The U.S. subsidiary of BAE Systems Plc plans to close a military vehicle plant in Texas next year and lay off about 325 employees, the company announced.
The facility, located about 50 miles outside Houston in Sealy, since 1990 has produced tactical wheeled vehicles for the U.S. military, including blast-resistant trucks known as Mine Resistant Ambush Protected vehicles, or MRAPs, for the wars in Iraq and Afghanistan, and the Humvee replacement Joint Light Tactical Vehicle, or JLTV.
The London-based company said industry contraction drove the decision to shutter the site by June 2014.
“We explored every possible option to maintain the viability of the facility, but the decline in U.S. defense spending has made it necessary for us to continue rationalizing our business base," Erwin Bieber, president of the company's land and armaments unit, said in a statement yesterday.
The layoffs will take effect between November and June.
"This was a difficult decision, but it in no way reflects upon the hard work and commitment of the employees," Bieber added. "We will do all we can to assist them during this difficult transition.”
The Defense Department faces $500 billion in automatic cuts over the next decade. That's in addition to almost $500 billion in defense reductions already included in 2011 deficit-reduction legislation. The first installment of the automatic cuts totaled $37 billion and began March 1 after lawmakers were unable to reach an alternative agreement on taxes and spending. The next round totals $52 billion and is set to take effect Jan. 1.
BAE is a subcontractor to Bethesda, Md.-based Lockheed Martin Corp. on the JLTV program, an effort to build a new light-duty truck to replace a portion of the Army's and Marine Corps' Humvee fleets. Lockheed in a separate statement said it will move production of the vehicles from Sealy to its own facility in Camden, Ark.

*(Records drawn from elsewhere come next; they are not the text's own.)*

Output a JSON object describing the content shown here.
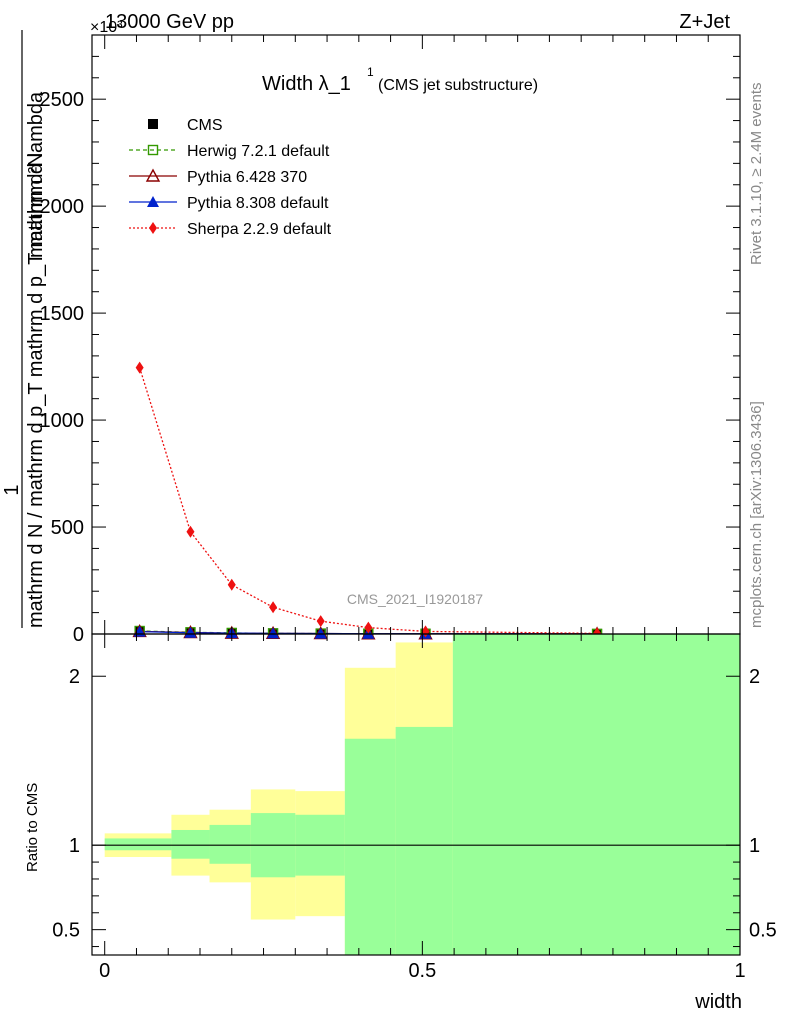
{
  "header": {
    "left": "13000 GeV pp",
    "right": "Z+Jet",
    "exponent": "×10³"
  },
  "side_text": {
    "rivet": "Rivet 3.1.10, ≥ 2.4M events",
    "mcplots": "mcplots.cern.ch [arXiv:1306.3436]"
  },
  "watermark": "CMS_2021_I1920187",
  "chart_data": [
    {
      "type": "line",
      "title": "Width λ_1",
      "title_sup": "1",
      "subtitle": "(CMS jet substructure)",
      "xlabel": "",
      "ylabel_numerator": "1",
      "ylabel_denominator": "mathrm d N / mathrm d p_T mathrm d p_T mathrm d lambda",
      "ylabel_top": "mathrm d²N",
      "xlim": [
        -0.02,
        1.0
      ],
      "ylim": [
        0,
        2800
      ],
      "y_ticks": [
        0,
        500,
        1000,
        1500,
        2000,
        2500
      ],
      "y_tick_labels": [
        "0",
        "500",
        "1000",
        "1500",
        "2000",
        "2500"
      ],
      "legend_position": "top-left",
      "series": [
        {
          "name": "CMS",
          "color": "#000000",
          "marker": "square-filled",
          "x": [
            0.055,
            0.135,
            0.2,
            0.265,
            0.34,
            0.415,
            0.505,
            0.775
          ],
          "y": [
            10,
            6,
            4,
            3,
            2,
            2,
            1,
            0.5
          ]
        },
        {
          "name": "Herwig 7.2.1 default",
          "color": "#339900",
          "marker": "square-open",
          "dash": "4,3",
          "x": [
            0.055,
            0.135,
            0.2,
            0.265,
            0.34,
            0.415,
            0.505,
            0.775
          ],
          "y": [
            14,
            8,
            5,
            3,
            2,
            1,
            1,
            0.5
          ]
        },
        {
          "name": "Pythia 6.428 370",
          "color": "#8b0000",
          "marker": "triangle-open",
          "dash": "",
          "x": [
            0.055,
            0.135,
            0.2,
            0.265,
            0.34,
            0.415,
            0.505,
            0.775
          ],
          "y": [
            12,
            7,
            4,
            3,
            2,
            1,
            1,
            0.5
          ]
        },
        {
          "name": "Pythia 8.308 default",
          "color": "#0022cc",
          "marker": "triangle-filled",
          "dash": "",
          "x": [
            0.055,
            0.135,
            0.2,
            0.265,
            0.34,
            0.415,
            0.505,
            0.775
          ],
          "y": [
            11,
            6,
            4,
            3,
            2,
            1,
            1,
            0.5
          ]
        },
        {
          "name": "Sherpa 2.2.9 default",
          "color": "#ee1111",
          "marker": "diamond-filled",
          "dash": "2,2",
          "x": [
            0.055,
            0.135,
            0.2,
            0.265,
            0.34,
            0.415,
            0.505,
            0.775
          ],
          "y": [
            1245,
            478,
            230,
            125,
            60,
            30,
            12,
            3
          ]
        }
      ]
    },
    {
      "type": "area",
      "ylabel": "Ratio to CMS",
      "xlabel": "width",
      "xlim": [
        -0.02,
        1.0
      ],
      "ylim": [
        0.35,
        2.25
      ],
      "x_ticks": [
        0,
        0.5,
        1
      ],
      "x_tick_labels": [
        "0",
        "0.5",
        "1"
      ],
      "y_ticks": [
        0.5,
        1,
        2
      ],
      "y_tick_labels": [
        "0.5",
        "1",
        "2"
      ],
      "reference_line": 1,
      "bins": [
        {
          "x_lo": 0.0,
          "x_hi": 0.105,
          "yellow_lo": 0.93,
          "yellow_hi": 1.07,
          "green_lo": 0.97,
          "green_hi": 1.04
        },
        {
          "x_lo": 0.105,
          "x_hi": 0.165,
          "yellow_lo": 0.82,
          "yellow_hi": 1.18,
          "green_lo": 0.92,
          "green_hi": 1.09
        },
        {
          "x_lo": 0.165,
          "x_hi": 0.23,
          "yellow_lo": 0.78,
          "yellow_hi": 1.21,
          "green_lo": 0.89,
          "green_hi": 1.12
        },
        {
          "x_lo": 0.23,
          "x_hi": 0.3,
          "yellow_lo": 0.56,
          "yellow_hi": 1.33,
          "green_lo": 0.81,
          "green_hi": 1.19
        },
        {
          "x_lo": 0.3,
          "x_hi": 0.378,
          "yellow_lo": 0.58,
          "yellow_hi": 1.32,
          "green_lo": 0.82,
          "green_hi": 1.18
        },
        {
          "x_lo": 0.378,
          "x_hi": 0.458,
          "yellow_lo": 0.35,
          "yellow_hi": 2.05,
          "green_lo": 0.35,
          "green_hi": 1.63
        },
        {
          "x_lo": 0.458,
          "x_hi": 0.548,
          "yellow_lo": 0.35,
          "yellow_hi": 2.2,
          "green_lo": 0.35,
          "green_hi": 1.7
        },
        {
          "x_lo": 0.548,
          "x_hi": 1.0,
          "yellow_lo": 0.35,
          "yellow_hi": 2.25,
          "green_lo": 0.35,
          "green_hi": 2.25
        }
      ],
      "colors": {
        "yellow": "#ffff99",
        "green": "#99ff99"
      }
    }
  ]
}
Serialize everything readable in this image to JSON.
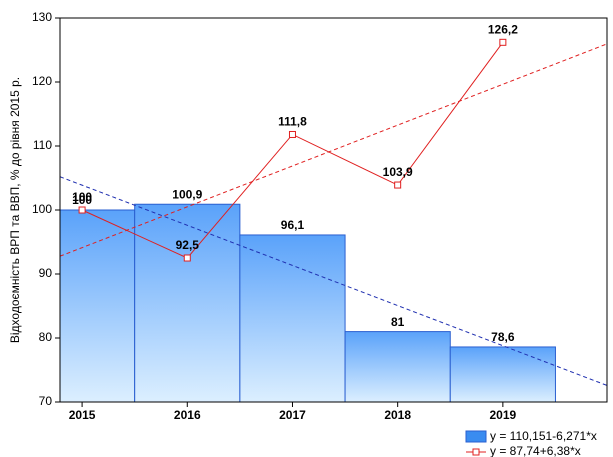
{
  "chart_data": {
    "type": "bar-line",
    "y_label": "Відходоємність ВРП та ВВП, % до рівня 2015 р.",
    "x": [
      2015,
      2016,
      2017,
      2018,
      2019
    ],
    "xlim": [
      2014.79,
      2019.99
    ],
    "xticks": [
      2015,
      2016,
      2017,
      2018,
      2019
    ],
    "ylim": [
      70,
      130
    ],
    "yticks": [
      70,
      80,
      90,
      100,
      110,
      120,
      130
    ],
    "series": [
      {
        "name": "bars",
        "kind": "bar",
        "color": "#2a5fd0",
        "values": [
          100,
          100.9,
          96.1,
          81,
          78.6
        ],
        "value_labels": [
          "100",
          "100,9",
          "96,1",
          "81",
          "78,6"
        ]
      },
      {
        "name": "line",
        "kind": "line",
        "color": "#e02020",
        "values": [
          100,
          92.5,
          111.8,
          103.9,
          126.2
        ],
        "value_labels": [
          "100",
          "92,5",
          "111,8",
          "103,9",
          "126,2"
        ]
      }
    ],
    "trendlines": [
      {
        "label": "y = 110,151-6,271*x",
        "intercept": 110.151,
        "slope": -6.271,
        "color": "#2030b0"
      },
      {
        "label": "y = 87,74+6,38*x",
        "intercept": 87.74,
        "slope": 6.38,
        "color": "#e02020"
      }
    ]
  }
}
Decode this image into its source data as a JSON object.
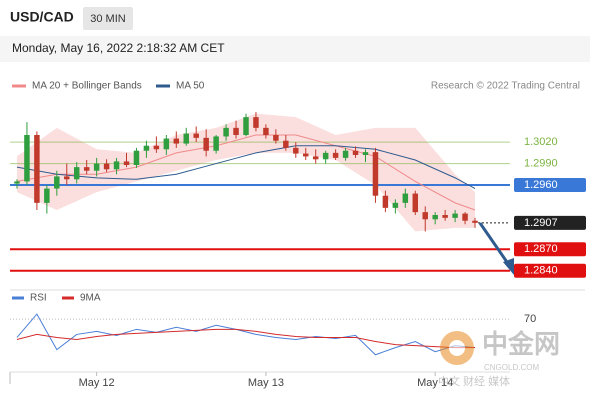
{
  "header": {
    "symbol": "USD/CAD",
    "interval": "30 MIN",
    "timestamp": "Monday, May 16, 2022 2:18:32 AM CET",
    "credit": "Research © 2022 Trading Central"
  },
  "watermark": {
    "name": "中金网",
    "site": "CNGOLD.COM",
    "tagline": "中文 财经 媒体"
  },
  "chart_data": [
    {
      "type": "candlestick",
      "legend": [
        {
          "name": "MA 20 + Bollinger Bands",
          "color": "#f08a8a"
        },
        {
          "name": "MA 50",
          "color": "#2f5b8f"
        }
      ],
      "up_color": "#2e9e3e",
      "down_color": "#c0392b",
      "ylim": [
        1.282,
        1.3086
      ],
      "xlim": [
        -0.5,
        46.5
      ],
      "xticks": [
        {
          "value": 8,
          "label": "May 12"
        },
        {
          "value": 25,
          "label": "May 13"
        },
        {
          "value": 42,
          "label": "May 14"
        }
      ],
      "levels": [
        {
          "value": 1.302,
          "label": "1.3020",
          "color": "#7cb342",
          "kind": "text",
          "style": "solid"
        },
        {
          "value": 1.299,
          "label": "1.2990",
          "color": "#7cb342",
          "kind": "text",
          "style": "solid"
        },
        {
          "value": 1.296,
          "label": "1.2960",
          "color": "#3a78d8",
          "kind": "box",
          "style": "solid"
        },
        {
          "value": 1.2907,
          "label": "1.2907",
          "color": "#222222",
          "kind": "box",
          "style": "dotted"
        },
        {
          "value": 1.287,
          "label": "1.2870",
          "color": "#e01010",
          "kind": "box",
          "style": "solid"
        },
        {
          "value": 1.284,
          "label": "1.2840",
          "color": "#e01010",
          "kind": "box",
          "style": "solid"
        }
      ],
      "ohlc": [
        [
          1.2962,
          1.2968,
          1.2955,
          1.2965
        ],
        [
          1.2965,
          1.3048,
          1.296,
          1.303
        ],
        [
          1.303,
          1.3035,
          1.2925,
          1.2935
        ],
        [
          1.2935,
          1.296,
          1.292,
          1.2955
        ],
        [
          1.2955,
          1.298,
          1.2945,
          1.2972
        ],
        [
          1.2972,
          1.299,
          1.296,
          1.2968
        ],
        [
          1.2968,
          1.2992,
          1.2962,
          1.2985
        ],
        [
          1.2985,
          1.2995,
          1.2975,
          1.298
        ],
        [
          1.298,
          1.2998,
          1.2972,
          1.299
        ],
        [
          1.299,
          1.2996,
          1.2978,
          1.2982
        ],
        [
          1.2982,
          1.2998,
          1.2975,
          1.2993
        ],
        [
          1.2993,
          1.3005,
          1.2985,
          1.2988
        ],
        [
          1.2988,
          1.3012,
          1.2984,
          1.3008
        ],
        [
          1.3008,
          1.3022,
          1.2998,
          1.3015
        ],
        [
          1.3015,
          1.3028,
          1.3005,
          1.301
        ],
        [
          1.301,
          1.303,
          1.3002,
          1.3025
        ],
        [
          1.3025,
          1.3035,
          1.3012,
          1.3018
        ],
        [
          1.3018,
          1.304,
          1.3015,
          1.3032
        ],
        [
          1.3032,
          1.3042,
          1.302,
          1.3026
        ],
        [
          1.3026,
          1.3038,
          1.3,
          1.3008
        ],
        [
          1.3008,
          1.303,
          1.3004,
          1.3028
        ],
        [
          1.3028,
          1.3045,
          1.3022,
          1.304
        ],
        [
          1.304,
          1.305,
          1.3025,
          1.303
        ],
        [
          1.303,
          1.306,
          1.3028,
          1.3055
        ],
        [
          1.3055,
          1.3062,
          1.3035,
          1.304
        ],
        [
          1.304,
          1.3045,
          1.3025,
          1.303
        ],
        [
          1.303,
          1.3038,
          1.3018,
          1.3022
        ],
        [
          1.3022,
          1.303,
          1.3008,
          1.3012
        ],
        [
          1.3012,
          1.302,
          1.2998,
          1.3004
        ],
        [
          1.3004,
          1.3012,
          1.2995,
          1.3
        ],
        [
          1.3,
          1.301,
          1.299,
          1.2996
        ],
        [
          1.2996,
          1.3008,
          1.299,
          1.3005
        ],
        [
          1.3005,
          1.301,
          1.2995,
          1.2998
        ],
        [
          1.2998,
          1.3012,
          1.2994,
          1.3008
        ],
        [
          1.3008,
          1.3014,
          1.2998,
          1.3002
        ],
        [
          1.3002,
          1.301,
          1.2992,
          1.3006
        ],
        [
          1.3006,
          1.3012,
          1.2935,
          1.2945
        ],
        [
          1.2945,
          1.2952,
          1.2922,
          1.2928
        ],
        [
          1.2928,
          1.294,
          1.292,
          1.2935
        ],
        [
          1.2935,
          1.2955,
          1.2928,
          1.2948
        ],
        [
          1.2948,
          1.2952,
          1.2918,
          1.2922
        ],
        [
          1.2922,
          1.293,
          1.2895,
          1.2912
        ],
        [
          1.2912,
          1.2922,
          1.2905,
          1.2918
        ],
        [
          1.2918,
          1.2925,
          1.291,
          1.2914
        ],
        [
          1.2914,
          1.2925,
          1.2908,
          1.292
        ],
        [
          1.292,
          1.2922,
          1.2905,
          1.291
        ],
        [
          1.291,
          1.2914,
          1.29,
          1.2907
        ]
      ],
      "overlay_x": [
        0,
        4,
        8,
        12,
        16,
        20,
        24,
        28,
        32,
        36,
        40,
        44,
        46
      ],
      "band_upper": [
        1.3,
        1.304,
        1.301,
        1.3005,
        1.303,
        1.304,
        1.306,
        1.3055,
        1.303,
        1.304,
        1.304,
        1.2975,
        1.295
      ],
      "band_lower": [
        1.295,
        1.2925,
        1.295,
        1.2965,
        1.298,
        1.2995,
        1.3005,
        1.3005,
        1.2995,
        1.296,
        1.2895,
        1.29,
        1.29
      ],
      "ma20": [
        1.2965,
        1.2975,
        1.2975,
        1.2985,
        1.3005,
        1.3015,
        1.303,
        1.303,
        1.3015,
        1.3,
        1.2965,
        1.2935,
        1.2925
      ],
      "ma50": [
        1.2985,
        1.2975,
        1.297,
        1.2968,
        1.2975,
        1.299,
        1.3005,
        1.3015,
        1.3015,
        1.301,
        1.2995,
        1.297,
        1.2955
      ]
    },
    {
      "type": "line",
      "xlim": [
        -0.5,
        46.5
      ],
      "ylim": [
        20,
        80
      ],
      "yticks": [
        70
      ],
      "x": [
        0,
        2,
        4,
        6,
        8,
        10,
        12,
        14,
        16,
        18,
        20,
        22,
        24,
        26,
        28,
        30,
        32,
        34,
        36,
        38,
        40,
        42,
        44,
        46
      ],
      "series": [
        {
          "name": "RSI",
          "color": "#4a7fd6",
          "values": [
            52,
            75,
            40,
            55,
            58,
            54,
            60,
            57,
            62,
            58,
            64,
            60,
            55,
            52,
            50,
            53,
            51,
            54,
            35,
            42,
            48,
            38,
            44,
            42
          ]
        },
        {
          "name": "9MA",
          "color": "#d42a2a",
          "values": [
            50,
            55,
            52,
            50,
            53,
            55,
            56,
            57,
            58,
            59,
            60,
            60,
            58,
            55,
            53,
            52,
            52,
            52,
            48,
            45,
            44,
            43,
            42,
            42
          ]
        }
      ]
    }
  ]
}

In addition to armored cabs for and prototypes of the JLTV, BAE's Sealy plant made trucks for U.S. and foreign missile platforms, turrets and systems for various vehicles, construction cabs and spare parts for medium-duty cargo trucks and MRAPs, the company said. It also produced enclosures for commercial oil and gas platforms, it said.
Work related to continuing business will be transferred to other unspecified sites, the company said.